The working group is comprised of four scientists and conservationists and one representative of the industry that harvests rockweed. Three members previously served on a study group that developed a rockweed management plan and recommended the formation of a working group to conserve some areas from rockweed harvesting.

“The group I selected for this important effort has a remarkable depth of relevant knowledge, expertise and experience,” Keliher said in an announcement issued by the Department of Marine Resources. “I appreciate the commitment each is showing to this fishery and to Maine’s coastal ecology.”

Named to the working group were Brian Beal, professor of marine ecology at the University of Maine-Machias, Nancy Sferra, director of science and stewardship for The Nature Conservancy, and Dave Preston, an employee of North American Kelp in Waldoboro. All three served on the rockweed study group in 2013.

Beal has published numerous peer-reviewed studies on marine organisms including clams, lobster, quahogs, eelgrass, kelp, rockweed and scallops; he also is director of research for the Downeast Institute for Applied Marine Research & Education on Great Wass Island in Beals.

Sferra has expertise in wildlife biology and land conservation; she previously served as the southern Maine preserves manager and land steward for The Nature Conservancy.

Preston’s responsibilities with North American Kelp include quality control, organic certification, and harvester management; an expert in the area of mechanical harvesting, he also is a member of the Maine Seaweed Council.

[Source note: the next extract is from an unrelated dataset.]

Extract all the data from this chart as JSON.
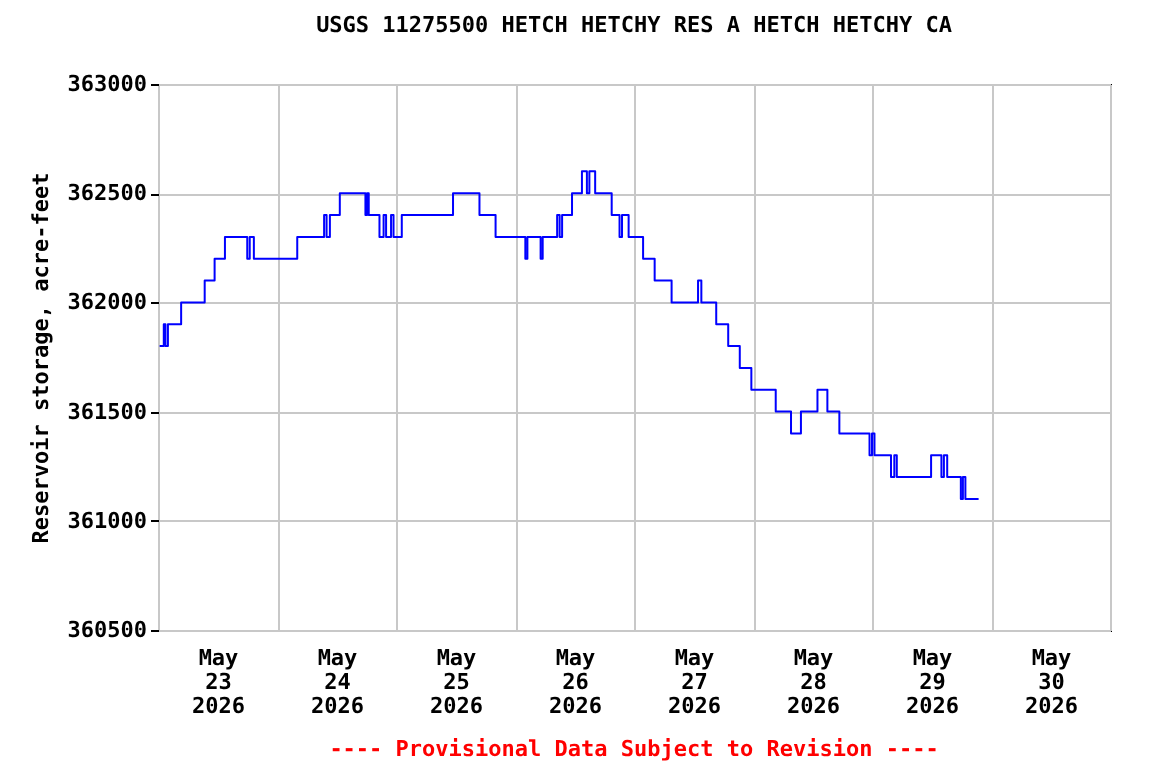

The other members of the working group are Jim Gilbert and Lindsay Tudor. Gilbert is a retired professor of wildlife ecology at the University of Maine who is best known for marine mammal research; he has served on the Northeast Atlantic Seal Research Consortium, the Atlantic Marine Mammal Species Status Review Group, and the Guild of Maine Pinniped-Aquaculture Interaction Task Force. Tudor is a wildlife biologist for the state Department of Inland Fisheries and Wildlife whose specialty is non-game birds; her focus has been conservation planning, inventory, research, and outreach for shorebirds, terns and harlequin ducks.

The working group likely will hold its first meeting in late September and will meet monthly through January, when it will present a report to the Marine Resources Committee of the Maine Legislature.